Guest Reviewer: Brad Wheeler, music writer for the Globe and Mail

David Rotundo Band So Much Trouble Dreams We Share

The harp-blowing Canadian singer David Rotundo is associated with a happy kind of blues. His music jumps and jives, shakes and rattles, and almost always rolls. Maybe his smiled mood has something to do with wintering in Mexico, which is something he does.

There’s a cloud over his new album, though. Sure, opening track She’s Dynamite is a hip-shaking affair. Rotundo even laughs at the end of the track. But more often on the mostly original material produced by the acclaimed harmonica player Lee Oskar the vibe is downcast. The CD is called So Much Trouble, the title being our first clue that not everything is sunny and major-keyed in the land of Rotundo.
On Funky Side of Town, he sings that there “ain’t no saints, only sinners / ain’t no winners, only losers / ain’t no ups, only downs.”  So defeatist.
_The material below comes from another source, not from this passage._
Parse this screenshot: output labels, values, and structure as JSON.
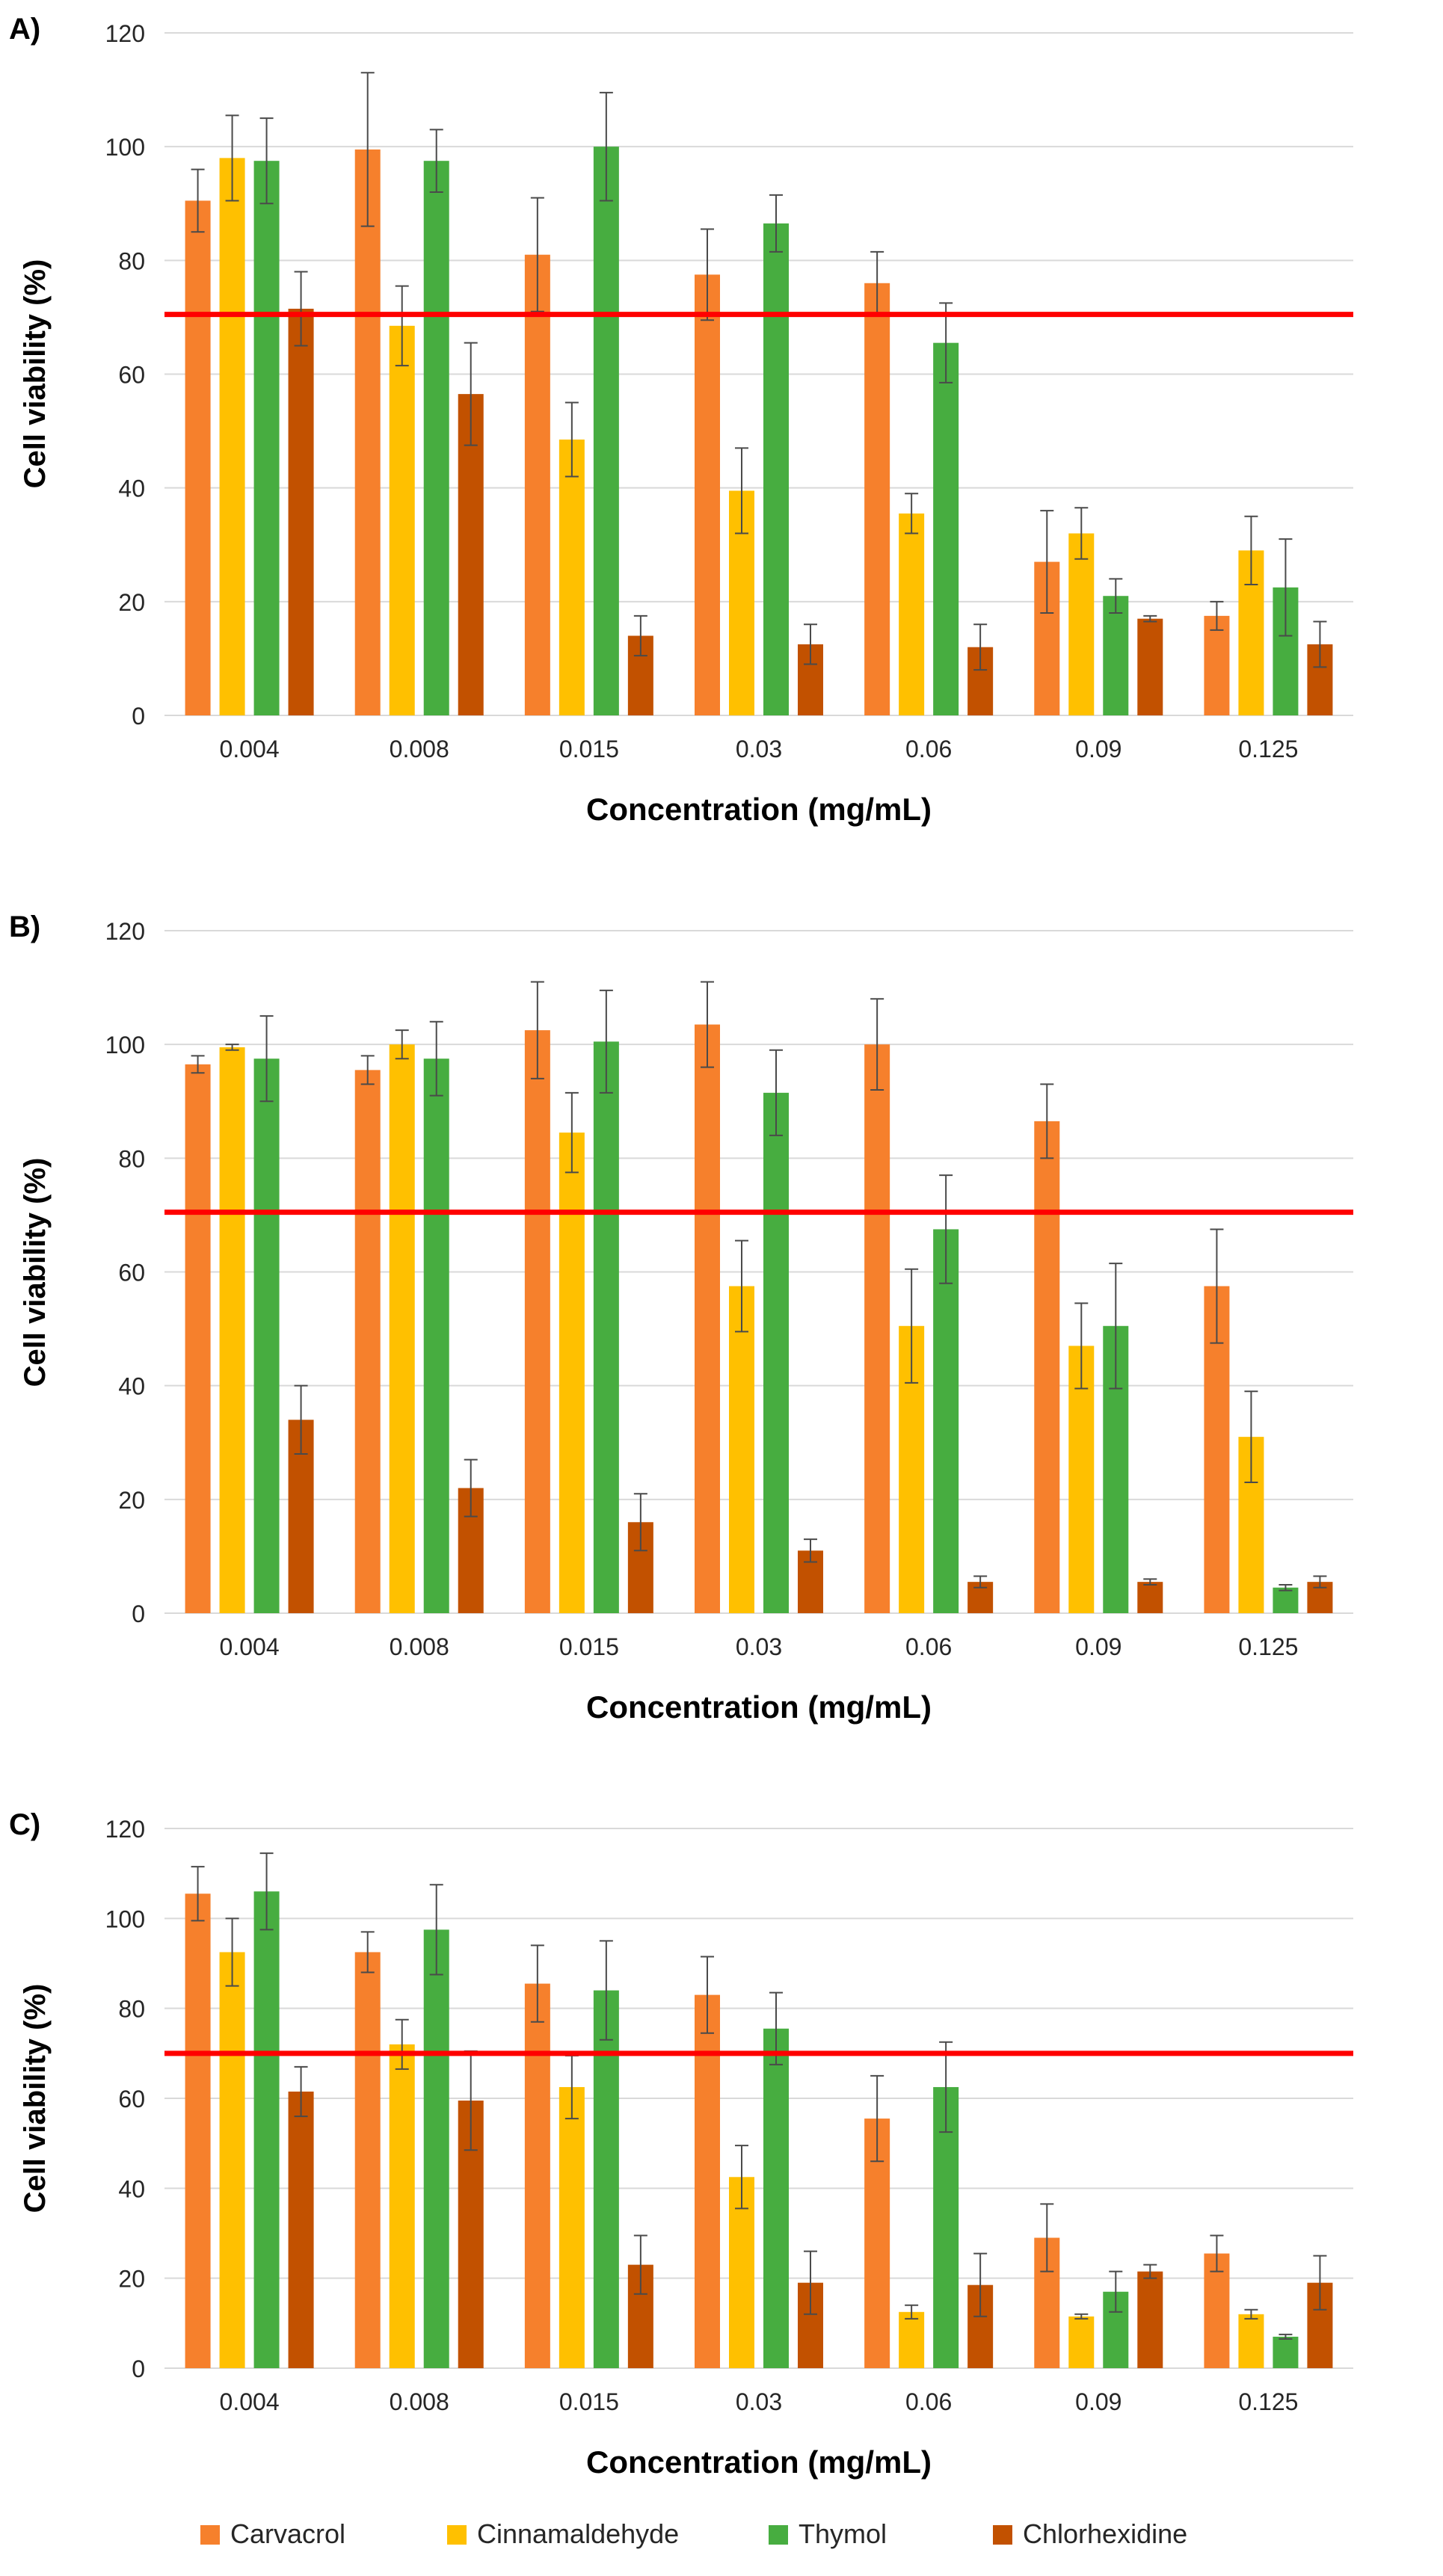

So binary!

Elsewhere, Rotundo is Drinking Overtime, he forecasts Hard Times Coming, he’s Too Blue. On I Must Be Crazy he makes like Jay Hawkins (but without the screaming). Somewhere Skip James is telling Rotundo to lighten up, man.
Rotundo is a serviceable singer and his harmonica chops obviously pass the Oskar test. The record sounds great. I might criticize the uninventive lyrics, but then he comes up with a line like this: “Five dollars for some water; nine dollars for a beer / With prices like these, I’m gonna have to sell my own tears.”
Yes, hard times are coming. In fact they’re already here. And yet Rotundo manages to make us smile in the gloom.